Après une année 2022 en demi-teinte, l’année 2023 a été meilleure pour les producteurs de luzerne. L’année 2024 devrait voir les surfaces emblavées regagner du terrain.
L’an dernier à la même époque Éric Masset, président de la Coopération agricole-Luzerne de France, estimait que la campagne de la luzerne en France serait « résiliente ». De fait, en raison des difficultés de semis consécutives à une météo capricieuse et à un contexte géopolitique instable, les surfaces ont reculé de 4,3 % pour s’établir à 67 000 ha. Cependant, les semaines passant, le climat a bénéficié à la pousse. Tant et si bien que la récolte 2023 a progressé de 10 % par rapport à 2022. Ce sont 830 000 tonnes qui ont été récoltées contre 755 500 tonnes en 2022. En comparaison de ses principaux concurrents européens que sont l’Espagne et l’Italie, la France s’en sort bien. Elle représente 28 % de la production européenne derrière l’Espagne (32 %) et juste devant l’Italie (27 %). D’une manière globale, l’Europe ne parvient pas à enrayer la baisse lente mais continuelle de sa production. En presque un quart de siècle, la production de luzerne sèche a chuté de plus de 27 %, passant de 4,270 millions de tonnes (Mt) en 2000 à 2,973 Mt en 2023. La sécheresse qui a sévi en Espagne a été fatale aux fourrages, lui faisant perdre plus du quart de sa production (950 000 t en 2023 contre 1,260 Mt en 2022). Ce sont les inondations de mars et avril 2023 en Italie qui ont été tout aussi préjudiciables à la luzerne péninsulaire.
Serein et incertain
Face au changement climatique que la France subit aussi, « il faut une filière résiliente face à un marché exigeant », a assuré Pierre Begoc, directeur de Desialis, premier opérateur européen de produits déshydratés. C’est pourquoi Luzerne de France a annoncé poursuivre sa structuration en organisation de producteurs, ce qui lui permet d’accéder à des programmes opérationnels, financés à 50 % par l’Union européenne.
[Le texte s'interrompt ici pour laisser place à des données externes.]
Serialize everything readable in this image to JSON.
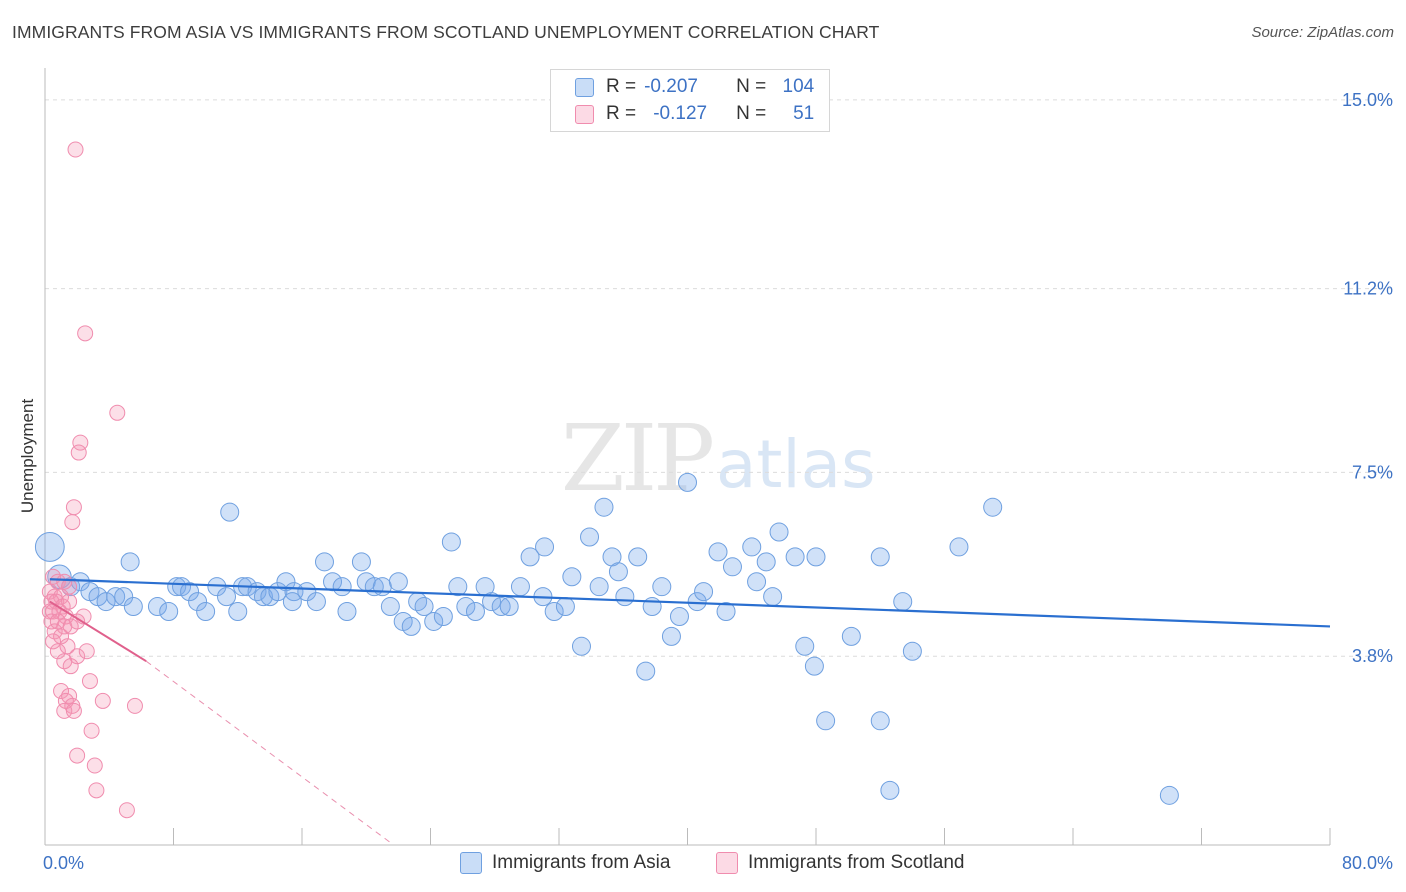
{
  "header": {
    "title": "IMMIGRANTS FROM ASIA VS IMMIGRANTS FROM SCOTLAND UNEMPLOYMENT CORRELATION CHART",
    "source": "Source: ZipAtlas.com"
  },
  "watermark": {
    "zip": "ZIP",
    "atlas": "atlas"
  },
  "legend_top": {
    "rows": [
      {
        "r_label": "R =",
        "r_value": "-0.207",
        "n_label": "N =",
        "n_value": "104"
      },
      {
        "r_label": "R =",
        "r_value": "-0.127",
        "n_label": "N =",
        "n_value": "51"
      }
    ]
  },
  "legend_bottom": {
    "items": [
      "Immigrants from Asia",
      "Immigrants from Scotland"
    ]
  },
  "colors": {
    "asia_fill": "rgba(120,170,235,0.35)",
    "asia_stroke": "#6fa0e0",
    "asia_line": "#2a6fd0",
    "scot_fill": "rgba(245,150,180,0.30)",
    "scot_stroke": "#f08cae",
    "scot_line": "#e0608c",
    "tick_text": "#3d72c4",
    "grid": "#dcdcdc"
  },
  "chart_data": {
    "type": "scatter",
    "title": "IMMIGRANTS FROM ASIA VS IMMIGRANTS FROM SCOTLAND UNEMPLOYMENT CORRELATION CHART",
    "xlabel": "",
    "ylabel": "Unemployment",
    "xlim": [
      0,
      80
    ],
    "ylim": [
      0,
      15.5
    ],
    "x_tick_labels": [
      "0.0%",
      "80.0%"
    ],
    "y_ticks": [
      3.8,
      7.5,
      11.2,
      15.0
    ],
    "y_tick_labels": [
      "3.8%",
      "7.5%",
      "11.2%",
      "15.0%"
    ],
    "grid": true,
    "legend_placement": "top-center",
    "series": [
      {
        "name": "Immigrants from Asia",
        "trend": {
          "x": [
            0.3,
            80
          ],
          "y": [
            5.35,
            4.4
          ]
        },
        "points": [
          {
            "x": 0.3,
            "y": 6.0,
            "s": 1.6
          },
          {
            "x": 0.9,
            "y": 5.4,
            "s": 1.3
          },
          {
            "x": 1.6,
            "y": 5.2
          },
          {
            "x": 2.2,
            "y": 5.3
          },
          {
            "x": 2.8,
            "y": 5.1
          },
          {
            "x": 3.3,
            "y": 5.0
          },
          {
            "x": 3.8,
            "y": 4.9
          },
          {
            "x": 4.4,
            "y": 5.0
          },
          {
            "x": 4.9,
            "y": 5.0
          },
          {
            "x": 5.5,
            "y": 4.8
          },
          {
            "x": 5.3,
            "y": 5.7
          },
          {
            "x": 7.0,
            "y": 4.8
          },
          {
            "x": 7.7,
            "y": 4.7
          },
          {
            "x": 8.2,
            "y": 5.2
          },
          {
            "x": 8.5,
            "y": 5.2
          },
          {
            "x": 9.0,
            "y": 5.1
          },
          {
            "x": 9.5,
            "y": 4.9
          },
          {
            "x": 10.0,
            "y": 4.7
          },
          {
            "x": 10.7,
            "y": 5.2
          },
          {
            "x": 11.3,
            "y": 5.0
          },
          {
            "x": 11.5,
            "y": 6.7
          },
          {
            "x": 12.0,
            "y": 4.7
          },
          {
            "x": 12.3,
            "y": 5.2
          },
          {
            "x": 12.6,
            "y": 5.2
          },
          {
            "x": 13.2,
            "y": 5.1
          },
          {
            "x": 13.6,
            "y": 5.0
          },
          {
            "x": 14.0,
            "y": 5.0
          },
          {
            "x": 14.5,
            "y": 5.1
          },
          {
            "x": 15.0,
            "y": 5.3
          },
          {
            "x": 15.5,
            "y": 5.1
          },
          {
            "x": 15.4,
            "y": 4.9
          },
          {
            "x": 16.3,
            "y": 5.1
          },
          {
            "x": 16.9,
            "y": 4.9
          },
          {
            "x": 17.4,
            "y": 5.7
          },
          {
            "x": 17.9,
            "y": 5.3
          },
          {
            "x": 18.5,
            "y": 5.2
          },
          {
            "x": 18.8,
            "y": 4.7
          },
          {
            "x": 19.7,
            "y": 5.7
          },
          {
            "x": 20.0,
            "y": 5.3
          },
          {
            "x": 20.5,
            "y": 5.2
          },
          {
            "x": 21.0,
            "y": 5.2
          },
          {
            "x": 21.5,
            "y": 4.8
          },
          {
            "x": 22.0,
            "y": 5.3
          },
          {
            "x": 22.3,
            "y": 4.5
          },
          {
            "x": 22.8,
            "y": 4.4
          },
          {
            "x": 23.2,
            "y": 4.9
          },
          {
            "x": 23.6,
            "y": 4.8
          },
          {
            "x": 24.2,
            "y": 4.5
          },
          {
            "x": 24.8,
            "y": 4.6
          },
          {
            "x": 25.3,
            "y": 6.1
          },
          {
            "x": 25.7,
            "y": 5.2
          },
          {
            "x": 26.2,
            "y": 4.8
          },
          {
            "x": 26.8,
            "y": 4.7
          },
          {
            "x": 27.4,
            "y": 5.2
          },
          {
            "x": 27.8,
            "y": 4.9
          },
          {
            "x": 28.4,
            "y": 4.8
          },
          {
            "x": 28.9,
            "y": 4.8
          },
          {
            "x": 29.6,
            "y": 5.2
          },
          {
            "x": 30.2,
            "y": 5.8
          },
          {
            "x": 31.1,
            "y": 6.0
          },
          {
            "x": 31.0,
            "y": 5.0
          },
          {
            "x": 31.7,
            "y": 4.7
          },
          {
            "x": 32.4,
            "y": 4.8
          },
          {
            "x": 32.8,
            "y": 5.4
          },
          {
            "x": 33.4,
            "y": 4.0
          },
          {
            "x": 33.9,
            "y": 6.2
          },
          {
            "x": 34.5,
            "y": 5.2
          },
          {
            "x": 34.8,
            "y": 6.8
          },
          {
            "x": 35.3,
            "y": 5.8
          },
          {
            "x": 35.7,
            "y": 5.5
          },
          {
            "x": 36.1,
            "y": 5.0
          },
          {
            "x": 36.9,
            "y": 5.8
          },
          {
            "x": 37.4,
            "y": 3.5
          },
          {
            "x": 37.8,
            "y": 4.8
          },
          {
            "x": 38.4,
            "y": 5.2
          },
          {
            "x": 39.0,
            "y": 4.2
          },
          {
            "x": 39.5,
            "y": 4.6
          },
          {
            "x": 40.0,
            "y": 7.3
          },
          {
            "x": 40.6,
            "y": 4.9
          },
          {
            "x": 41.0,
            "y": 5.1
          },
          {
            "x": 41.9,
            "y": 5.9
          },
          {
            "x": 42.4,
            "y": 4.7
          },
          {
            "x": 42.8,
            "y": 5.6
          },
          {
            "x": 44.0,
            "y": 6.0
          },
          {
            "x": 44.3,
            "y": 5.3
          },
          {
            "x": 44.9,
            "y": 5.7
          },
          {
            "x": 45.3,
            "y": 5.0
          },
          {
            "x": 45.7,
            "y": 6.3
          },
          {
            "x": 46.7,
            "y": 5.8
          },
          {
            "x": 47.3,
            "y": 4.0
          },
          {
            "x": 48.0,
            "y": 5.8
          },
          {
            "x": 47.9,
            "y": 3.6
          },
          {
            "x": 48.6,
            "y": 2.5
          },
          {
            "x": 50.2,
            "y": 4.2
          },
          {
            "x": 52.0,
            "y": 5.8
          },
          {
            "x": 52.0,
            "y": 2.5
          },
          {
            "x": 52.6,
            "y": 1.1
          },
          {
            "x": 53.4,
            "y": 4.9
          },
          {
            "x": 54.0,
            "y": 3.9
          },
          {
            "x": 56.9,
            "y": 6.0
          },
          {
            "x": 59.0,
            "y": 6.8
          },
          {
            "x": 70.0,
            "y": 1.0
          }
        ]
      },
      {
        "name": "Immigrants from Scotland",
        "trend_solid": {
          "x": [
            0.3,
            6.3
          ],
          "y": [
            4.9,
            3.7
          ]
        },
        "trend_dashed": {
          "x": [
            6.3,
            21.5
          ],
          "y": [
            3.7,
            0.05
          ]
        },
        "points": [
          {
            "x": 1.9,
            "y": 14.0
          },
          {
            "x": 2.5,
            "y": 10.3
          },
          {
            "x": 4.5,
            "y": 8.7
          },
          {
            "x": 2.2,
            "y": 8.1
          },
          {
            "x": 2.1,
            "y": 7.9
          },
          {
            "x": 1.8,
            "y": 6.8
          },
          {
            "x": 1.7,
            "y": 6.5
          },
          {
            "x": 0.5,
            "y": 5.4
          },
          {
            "x": 0.8,
            "y": 5.3
          },
          {
            "x": 1.2,
            "y": 5.3
          },
          {
            "x": 1.5,
            "y": 5.2
          },
          {
            "x": 0.3,
            "y": 5.1
          },
          {
            "x": 0.6,
            "y": 5.0
          },
          {
            "x": 1.0,
            "y": 5.0
          },
          {
            "x": 0.4,
            "y": 4.9
          },
          {
            "x": 0.7,
            "y": 4.9
          },
          {
            "x": 1.1,
            "y": 4.8
          },
          {
            "x": 1.5,
            "y": 4.9
          },
          {
            "x": 0.3,
            "y": 4.7
          },
          {
            "x": 0.5,
            "y": 4.7
          },
          {
            "x": 0.9,
            "y": 4.7
          },
          {
            "x": 1.3,
            "y": 4.6
          },
          {
            "x": 0.4,
            "y": 4.5
          },
          {
            "x": 0.8,
            "y": 4.5
          },
          {
            "x": 1.2,
            "y": 4.4
          },
          {
            "x": 2.0,
            "y": 4.5
          },
          {
            "x": 0.6,
            "y": 4.3
          },
          {
            "x": 1.0,
            "y": 4.2
          },
          {
            "x": 1.6,
            "y": 4.4
          },
          {
            "x": 2.4,
            "y": 4.6
          },
          {
            "x": 0.5,
            "y": 4.1
          },
          {
            "x": 1.4,
            "y": 4.0
          },
          {
            "x": 0.8,
            "y": 3.9
          },
          {
            "x": 2.0,
            "y": 3.8
          },
          {
            "x": 2.6,
            "y": 3.9
          },
          {
            "x": 1.2,
            "y": 3.7
          },
          {
            "x": 1.6,
            "y": 3.6
          },
          {
            "x": 2.8,
            "y": 3.3
          },
          {
            "x": 1.0,
            "y": 3.1
          },
          {
            "x": 1.5,
            "y": 3.0
          },
          {
            "x": 1.3,
            "y": 2.9
          },
          {
            "x": 1.7,
            "y": 2.8
          },
          {
            "x": 1.2,
            "y": 2.7
          },
          {
            "x": 1.8,
            "y": 2.7
          },
          {
            "x": 3.6,
            "y": 2.9
          },
          {
            "x": 5.6,
            "y": 2.8
          },
          {
            "x": 2.9,
            "y": 2.3
          },
          {
            "x": 2.0,
            "y": 1.8
          },
          {
            "x": 3.1,
            "y": 1.6
          },
          {
            "x": 3.2,
            "y": 1.1
          },
          {
            "x": 5.1,
            "y": 0.7
          }
        ]
      }
    ]
  }
}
C’est aussi dans ce cadre, que Luzerne de France avance sur son engagement « décarbonation ». Bien que seules les activités de déshydratation soient prises en compte dans ce calcul, « nous avons baissé de 93 % (92,9 % exactement) nos émissions de gaz à effet de serre, par rapport à la période de référence de 2005 », a souligné Éric Masset. L’objectif du zéro carbone initialement prévu pour 2030 pourrait être atteint rapidement. Quant à la luzerne biologique, si la production reste stable (1,3 Mt), elle peine à trouver des débouchés dans l’alimentation animale bio. En effet, les aliments composés bio ont perdu 14 % sur deux ans, passant de 744 773 tonnes (début 2021) à 638 248 tonnes (fin 2022). Les perspectives pour l’année 2024 sur le marché de la luzerne s’annoncent à la fois sereines et incertaines. Serein dans la mesure où « les stocks devraient se reconstituer et que le potentiel de baisse paraît limité », a analysé Pierre Begoc. Incertain aussi car, pour lui, « rien n’est figé car les incertitudes géopolitiques peuvent rebattre les cartes des marchés ».